Frequently asked questions
- What is a collar on ORGO?
- A collar on ORGO is the collar strategy applied to ORGO (stock). The strategy is structurally neutral (protective): A collar pairs long stock with a protective out-of-the-money put financed by a short out-of-the-money call, capping both tails of the position around the current spot. With ORGO stock trading near $2.42, the strikes shown on this page are snapped to the nearest listed ORGO chain strike and the premiums come straight from the end-of-day bid/ask midpoint.
- How are ORGO collar max profit and max loss calculated?

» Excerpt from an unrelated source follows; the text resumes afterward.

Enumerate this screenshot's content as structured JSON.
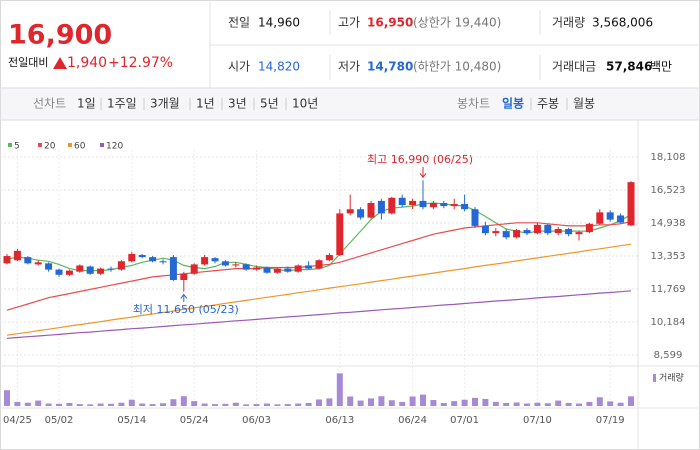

- Max profit roughly equals short-call strike minus cost basis plus net premium; max loss roughly equals cost basis minus long-put strike minus net premium. Breakeven shifts by the net premium. For the ORGO collar priced from the end-of-day chain at a 30-day expiry (ATM IV 149.50%), the computed maximum profit is unbounded per contract and the computed maximum loss is unbounded per contract. Live intraday quotes will differ as the chain moves through the trading session.
- What is the breakeven for a ORGO collar?
- The breakeven for the ORGO collar priced on this page is no defined breakeven on the modeled curve at expiration, derived from end-of-day chain premiums. Breakeven is the underlying price at which the strategy's P&L crosses zero ignoring transaction costs and assignment risk. The current ORGO market-implied 1-standard-deviation expected move is approximately 42.86%; if the move sits well outside the breakeven distance, the structure's risk-reward becomes correspondingly tighter.
- When should you consider a collar on ORGO?
- Collars on ORGO hedge an existing long ORGO stock position; the long put sets a floor while the short call finances it, often run as a near-zero-cost hedge during expected volatility windows.
- How does current ORGO implied volatility affect this collar?
- ORGO ATM IV is at 149.50% with IV rank near 27.64%, which is on the low end of its 1-year range. Premium-buying structures (long call, long put, debit spreads) are relatively cheap in this regime; premium-selling structures collect less credit per unit risk.